I have a streaming job that streams data into delta lake in databricks spark, and I'm trying to drop duplicates while streaming so my delta data has no duplications. Here's what I have so far:
inputPath = "my_input_path"
schema = StructType("some_schema")
eventsDF = (
spark
.readStream
.schema(schema)
.option("header", "true")
.option("maxFilesPerTrigger", 1)
.csv(inputPath)
)
def upsertToDelta(eventsDF, batchId):
eventsDF.createOrReplaceTempView("updates")
eventsDF._jdf.sparkSession().sql("""
MERGE INTO eventsDF t
USING updates s
ON s.deviceId = t.deviceId
WHEN NOT MATCHED THEN INSERT *
""")
writePath = "my_write_path"
checkpointPath = writePath + "/_checkpoint"

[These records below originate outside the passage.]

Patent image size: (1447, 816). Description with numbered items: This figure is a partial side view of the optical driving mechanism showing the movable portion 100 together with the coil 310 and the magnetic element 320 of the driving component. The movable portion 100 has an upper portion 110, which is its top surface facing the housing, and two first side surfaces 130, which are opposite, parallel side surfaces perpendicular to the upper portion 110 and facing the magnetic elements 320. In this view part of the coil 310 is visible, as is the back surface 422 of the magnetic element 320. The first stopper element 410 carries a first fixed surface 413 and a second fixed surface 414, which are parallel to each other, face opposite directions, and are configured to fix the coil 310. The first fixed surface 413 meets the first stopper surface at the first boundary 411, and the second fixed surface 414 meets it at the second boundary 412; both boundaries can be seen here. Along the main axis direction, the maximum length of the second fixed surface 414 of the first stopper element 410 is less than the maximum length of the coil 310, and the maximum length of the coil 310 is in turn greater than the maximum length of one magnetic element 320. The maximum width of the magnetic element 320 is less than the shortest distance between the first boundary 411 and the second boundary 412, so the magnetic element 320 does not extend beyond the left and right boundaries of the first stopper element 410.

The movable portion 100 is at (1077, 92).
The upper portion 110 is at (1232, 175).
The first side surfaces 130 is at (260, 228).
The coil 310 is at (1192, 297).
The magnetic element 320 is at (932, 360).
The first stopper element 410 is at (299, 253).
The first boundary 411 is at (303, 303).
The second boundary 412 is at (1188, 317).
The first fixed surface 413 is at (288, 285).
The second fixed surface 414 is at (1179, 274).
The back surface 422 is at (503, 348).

deltaStreamingQuery = (eventsDF
.writeStream
.format("delta")
.foreachBatch(upsertToDelta)
.option("checkpointLocation", checkpointPath)
.outputMode("append")
.queryName("test")
.start(writePath)
)
I'm getting the error: py4j.protocol.Py4JJavaError: An error occurred while calling o398.sql.
: org.apache.spark.sql.AnalysisException: Table or view not found: eventsDF; line 2 pos 4
But I just started to stream this data and haven't created any table yet.